# pb flat



## hunted (Dec 10, 2006)

caught a 32 out of salt fork last night


----------



## catfishinfool247 (May 18, 2004)

NIce fish!! Got the head of a 45#er,but skinny from there down,I'd like to have seen that fish before the spawn! Congrats on the personal best!


----------



## catfish_hunter (May 31, 2005)

Definately a nice fish, I too would say it lost quite a bit of weight during the spawn, but a great fish none the less!


----------



## KATKING (Jun 10, 2006)

Nice fish..


----------



## NorthSouthOhioFisherman (May 7, 2007)

Wowy nice cat good job!!!!


----------



## FishinFreak26 (Jul 26, 2007)

WTG, nice fish!


----------



## tcba1987 (Jun 22, 2004)

NICE FLATTIE...........CONGRATS !!! 

i lost a big one out at salt fork about 3 weeks ago !!


----------



## hunted (Dec 10, 2006)

thanks guys.to be honest,got him juggin.i had never done it and one of my friends wanted me to try it.it was fun,something i will do again,not too often,as i would rather catch them on rod and reel.

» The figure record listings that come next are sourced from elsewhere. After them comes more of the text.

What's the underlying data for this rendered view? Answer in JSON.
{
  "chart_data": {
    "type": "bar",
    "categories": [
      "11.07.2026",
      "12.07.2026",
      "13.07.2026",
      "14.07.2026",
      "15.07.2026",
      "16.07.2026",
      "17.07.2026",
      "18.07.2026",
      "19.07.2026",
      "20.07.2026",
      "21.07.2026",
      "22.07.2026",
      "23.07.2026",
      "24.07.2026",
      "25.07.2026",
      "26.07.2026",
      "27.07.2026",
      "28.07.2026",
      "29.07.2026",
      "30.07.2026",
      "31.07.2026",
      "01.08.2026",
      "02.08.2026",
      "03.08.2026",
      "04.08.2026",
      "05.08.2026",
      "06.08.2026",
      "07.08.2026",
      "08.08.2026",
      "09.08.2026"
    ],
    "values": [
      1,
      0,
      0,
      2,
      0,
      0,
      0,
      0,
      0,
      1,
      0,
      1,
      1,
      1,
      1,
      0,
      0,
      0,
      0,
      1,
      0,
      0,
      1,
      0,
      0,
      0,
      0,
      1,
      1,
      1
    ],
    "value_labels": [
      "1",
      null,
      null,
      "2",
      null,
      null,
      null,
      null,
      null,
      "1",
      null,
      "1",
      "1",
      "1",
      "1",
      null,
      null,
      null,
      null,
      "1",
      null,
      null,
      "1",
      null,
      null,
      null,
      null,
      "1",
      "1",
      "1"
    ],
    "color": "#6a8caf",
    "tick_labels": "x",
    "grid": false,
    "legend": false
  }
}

been a while since i caught a fish like that.he sure got ahold of my fingers.we snapped a few pics and put him back in to fight another day.hopefully the next person has the same respect for him.


----------



## Columbusslim31 (Sep 1, 2007)

Niiiiiiiiiiiiiiiice.


----------



## Baitkiller (Sep 1, 2004)

*CONGRATS HUNTED!!!!*

Nice PB


----------



## Smallmouth Crazy (Apr 4, 2006)

Nice fish, we stay in the cabins alot very nice lake and a very nice area, my son and I dont catch fish like that though


----------



## hunted (Dec 10, 2006)

find one of them nice coves with some old wood in them,use some bluegills for bait.and some patience.


----------